Murathan Mungan’ın “Aşkın Cep Defteri”nden, “Aşk ve Fotoğraf” bölümünden bazı alıntılar.
…
Aşk fotoğrafları, ima eder.
Bir an, bir aşkı ima eder.
Bazen sıradan bir an, büyük bir aşkı ima eder.
Akıp giden zamanın içinde o bir tek an, insanı bütün sürece inandırır. Temsil gücü yüksek bir fotoğraftaki anın biricikliği, zamanın geçiciliği kadar, sürecin bütününe de bir göndermedir. Görünen bir tek anın, görünmeyen anların çağrışımlarını da kapsadığı bilinir. Geçip gidenin ardından, yinelenebilirliğin olasılığını akla düşürür. Görüntünün yarattığı kışkırtma, aynından bir tane daha yaşamaya ilişkin bir varoluş iştahı yaratır insanda.

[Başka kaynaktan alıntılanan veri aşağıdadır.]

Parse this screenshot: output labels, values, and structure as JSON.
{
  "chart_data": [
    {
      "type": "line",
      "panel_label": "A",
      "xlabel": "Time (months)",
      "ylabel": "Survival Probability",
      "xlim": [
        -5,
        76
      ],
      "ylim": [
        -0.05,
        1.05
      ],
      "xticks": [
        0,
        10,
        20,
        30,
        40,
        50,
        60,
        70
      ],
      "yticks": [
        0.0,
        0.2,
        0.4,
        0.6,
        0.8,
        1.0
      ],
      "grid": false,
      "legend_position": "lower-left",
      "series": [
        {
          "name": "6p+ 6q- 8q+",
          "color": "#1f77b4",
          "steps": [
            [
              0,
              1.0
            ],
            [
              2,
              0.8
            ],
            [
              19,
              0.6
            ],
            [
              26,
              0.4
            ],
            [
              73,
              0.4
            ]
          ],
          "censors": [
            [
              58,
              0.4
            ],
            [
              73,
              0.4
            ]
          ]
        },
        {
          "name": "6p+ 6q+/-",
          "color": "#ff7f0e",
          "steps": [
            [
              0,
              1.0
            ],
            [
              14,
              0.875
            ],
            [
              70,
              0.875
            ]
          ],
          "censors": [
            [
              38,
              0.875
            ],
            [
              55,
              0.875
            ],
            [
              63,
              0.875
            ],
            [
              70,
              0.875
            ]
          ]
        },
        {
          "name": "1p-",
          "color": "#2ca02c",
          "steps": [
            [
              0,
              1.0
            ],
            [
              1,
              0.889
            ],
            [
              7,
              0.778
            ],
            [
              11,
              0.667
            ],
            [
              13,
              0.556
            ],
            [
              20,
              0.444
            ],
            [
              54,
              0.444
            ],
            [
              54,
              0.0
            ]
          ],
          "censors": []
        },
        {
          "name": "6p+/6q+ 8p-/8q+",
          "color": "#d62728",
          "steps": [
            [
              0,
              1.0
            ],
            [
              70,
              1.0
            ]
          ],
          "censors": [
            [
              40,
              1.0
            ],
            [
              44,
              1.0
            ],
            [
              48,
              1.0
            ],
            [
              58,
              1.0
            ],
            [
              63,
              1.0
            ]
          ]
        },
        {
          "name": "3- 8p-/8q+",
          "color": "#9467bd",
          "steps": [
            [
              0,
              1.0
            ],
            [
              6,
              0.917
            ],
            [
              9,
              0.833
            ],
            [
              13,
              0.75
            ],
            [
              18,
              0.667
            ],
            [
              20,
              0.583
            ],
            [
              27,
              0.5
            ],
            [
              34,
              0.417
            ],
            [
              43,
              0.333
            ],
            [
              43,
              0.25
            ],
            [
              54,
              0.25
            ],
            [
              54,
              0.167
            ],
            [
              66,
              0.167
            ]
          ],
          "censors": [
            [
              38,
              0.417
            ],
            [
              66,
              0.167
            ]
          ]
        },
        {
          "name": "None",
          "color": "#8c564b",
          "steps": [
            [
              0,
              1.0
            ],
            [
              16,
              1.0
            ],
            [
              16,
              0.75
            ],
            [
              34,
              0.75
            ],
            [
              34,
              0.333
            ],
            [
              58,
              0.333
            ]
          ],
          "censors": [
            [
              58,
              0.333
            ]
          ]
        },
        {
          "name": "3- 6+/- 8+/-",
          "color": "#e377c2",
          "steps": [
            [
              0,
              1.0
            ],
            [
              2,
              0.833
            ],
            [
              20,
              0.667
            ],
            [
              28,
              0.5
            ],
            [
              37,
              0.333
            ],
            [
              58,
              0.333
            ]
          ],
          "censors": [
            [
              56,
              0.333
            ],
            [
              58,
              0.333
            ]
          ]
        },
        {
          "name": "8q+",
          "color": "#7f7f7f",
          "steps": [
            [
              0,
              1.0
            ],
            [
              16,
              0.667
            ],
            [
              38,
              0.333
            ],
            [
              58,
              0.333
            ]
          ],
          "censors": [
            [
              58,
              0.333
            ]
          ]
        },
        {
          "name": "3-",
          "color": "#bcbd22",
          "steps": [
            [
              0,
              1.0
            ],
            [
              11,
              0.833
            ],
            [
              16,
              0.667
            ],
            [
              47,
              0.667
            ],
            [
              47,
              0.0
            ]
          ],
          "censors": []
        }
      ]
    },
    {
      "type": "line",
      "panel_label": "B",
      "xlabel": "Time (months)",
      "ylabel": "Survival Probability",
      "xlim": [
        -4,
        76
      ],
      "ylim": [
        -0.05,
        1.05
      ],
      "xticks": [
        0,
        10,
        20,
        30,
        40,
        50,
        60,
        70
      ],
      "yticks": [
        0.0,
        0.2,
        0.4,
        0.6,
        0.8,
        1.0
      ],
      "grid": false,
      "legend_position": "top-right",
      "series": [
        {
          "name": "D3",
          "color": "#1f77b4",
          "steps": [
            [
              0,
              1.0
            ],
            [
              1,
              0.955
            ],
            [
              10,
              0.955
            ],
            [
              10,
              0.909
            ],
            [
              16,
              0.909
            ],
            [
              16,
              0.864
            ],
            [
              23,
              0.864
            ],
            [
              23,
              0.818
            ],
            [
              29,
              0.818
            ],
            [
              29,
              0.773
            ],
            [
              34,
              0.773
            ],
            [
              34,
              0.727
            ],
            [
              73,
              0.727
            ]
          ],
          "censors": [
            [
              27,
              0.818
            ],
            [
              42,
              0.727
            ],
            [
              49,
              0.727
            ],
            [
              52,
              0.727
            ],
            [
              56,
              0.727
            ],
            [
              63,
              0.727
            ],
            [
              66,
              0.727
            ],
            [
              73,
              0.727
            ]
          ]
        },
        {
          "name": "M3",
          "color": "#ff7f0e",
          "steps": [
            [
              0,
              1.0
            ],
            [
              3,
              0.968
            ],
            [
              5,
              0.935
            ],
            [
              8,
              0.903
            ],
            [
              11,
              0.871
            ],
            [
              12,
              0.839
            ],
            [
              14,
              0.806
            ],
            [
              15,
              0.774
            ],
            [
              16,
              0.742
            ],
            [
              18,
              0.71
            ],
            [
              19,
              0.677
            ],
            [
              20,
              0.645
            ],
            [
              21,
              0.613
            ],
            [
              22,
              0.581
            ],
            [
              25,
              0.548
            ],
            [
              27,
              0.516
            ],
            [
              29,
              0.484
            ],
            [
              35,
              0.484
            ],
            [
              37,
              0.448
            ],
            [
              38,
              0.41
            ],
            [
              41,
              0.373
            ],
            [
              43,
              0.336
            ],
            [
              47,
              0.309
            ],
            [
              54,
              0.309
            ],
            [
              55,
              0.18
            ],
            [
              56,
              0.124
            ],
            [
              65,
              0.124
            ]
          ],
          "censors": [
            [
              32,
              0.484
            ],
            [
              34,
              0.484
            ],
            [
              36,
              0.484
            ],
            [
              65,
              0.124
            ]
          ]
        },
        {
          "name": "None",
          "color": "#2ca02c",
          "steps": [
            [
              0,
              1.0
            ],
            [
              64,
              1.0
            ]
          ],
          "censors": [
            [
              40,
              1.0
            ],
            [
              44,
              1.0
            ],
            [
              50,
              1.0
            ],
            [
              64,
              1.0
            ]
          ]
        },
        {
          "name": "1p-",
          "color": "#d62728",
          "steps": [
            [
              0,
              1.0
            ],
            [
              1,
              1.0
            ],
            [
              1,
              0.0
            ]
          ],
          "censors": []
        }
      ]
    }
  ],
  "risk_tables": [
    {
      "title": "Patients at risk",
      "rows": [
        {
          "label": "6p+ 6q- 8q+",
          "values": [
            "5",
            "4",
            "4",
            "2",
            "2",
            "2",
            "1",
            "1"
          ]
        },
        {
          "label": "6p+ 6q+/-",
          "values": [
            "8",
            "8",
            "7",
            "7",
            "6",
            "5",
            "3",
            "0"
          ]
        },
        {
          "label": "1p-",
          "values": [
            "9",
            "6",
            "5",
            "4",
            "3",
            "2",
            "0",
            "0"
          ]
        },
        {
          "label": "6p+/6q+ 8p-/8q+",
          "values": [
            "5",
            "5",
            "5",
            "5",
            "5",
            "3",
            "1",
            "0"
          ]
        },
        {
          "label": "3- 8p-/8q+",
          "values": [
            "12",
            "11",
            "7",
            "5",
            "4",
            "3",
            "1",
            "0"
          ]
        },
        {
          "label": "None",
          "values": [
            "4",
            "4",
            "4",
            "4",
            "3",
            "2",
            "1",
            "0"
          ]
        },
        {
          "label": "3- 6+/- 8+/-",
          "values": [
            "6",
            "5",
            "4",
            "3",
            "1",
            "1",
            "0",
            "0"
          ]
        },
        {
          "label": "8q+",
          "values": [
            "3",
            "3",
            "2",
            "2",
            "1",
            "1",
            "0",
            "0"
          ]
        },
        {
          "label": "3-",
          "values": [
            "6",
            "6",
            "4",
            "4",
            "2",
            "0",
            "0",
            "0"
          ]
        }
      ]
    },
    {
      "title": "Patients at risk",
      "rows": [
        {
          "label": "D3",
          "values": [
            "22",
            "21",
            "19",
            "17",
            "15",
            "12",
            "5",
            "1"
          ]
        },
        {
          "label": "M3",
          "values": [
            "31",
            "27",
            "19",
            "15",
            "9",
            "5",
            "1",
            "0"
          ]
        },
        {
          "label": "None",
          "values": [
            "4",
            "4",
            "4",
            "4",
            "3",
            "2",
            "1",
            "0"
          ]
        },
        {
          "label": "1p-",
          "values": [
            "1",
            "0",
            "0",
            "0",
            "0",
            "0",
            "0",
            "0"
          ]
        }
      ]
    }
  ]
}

Söylemek bile fazla, ama aşk fotoğrafları derken, daha çok yeniyetmelere yönelik ticari kaygılarla yapılandırılmış kadın-erkek ilişkisinin (ya da onların birebir taklidi olarak üretilmiş erkek-erkek ya da kadın-kadın ilişkisinin) mevcut klişe pozlarını geleneksel ya da modernleştirilmiş çeşitlemeleriyle çoğaltan piyasa işi “aşk kartpostalları”nı değil, has fotoğraf sanatçılarının çektiği koyu kıvam fotoğrafları kastediyorum. Işığın ya da gölgenin, en az kadın ya da erkeğin hali kadar içimize dokunduğu fotoğrafları.
Hatta giderek “fotoğraf”ın kendisinin bir aşk olmasını.”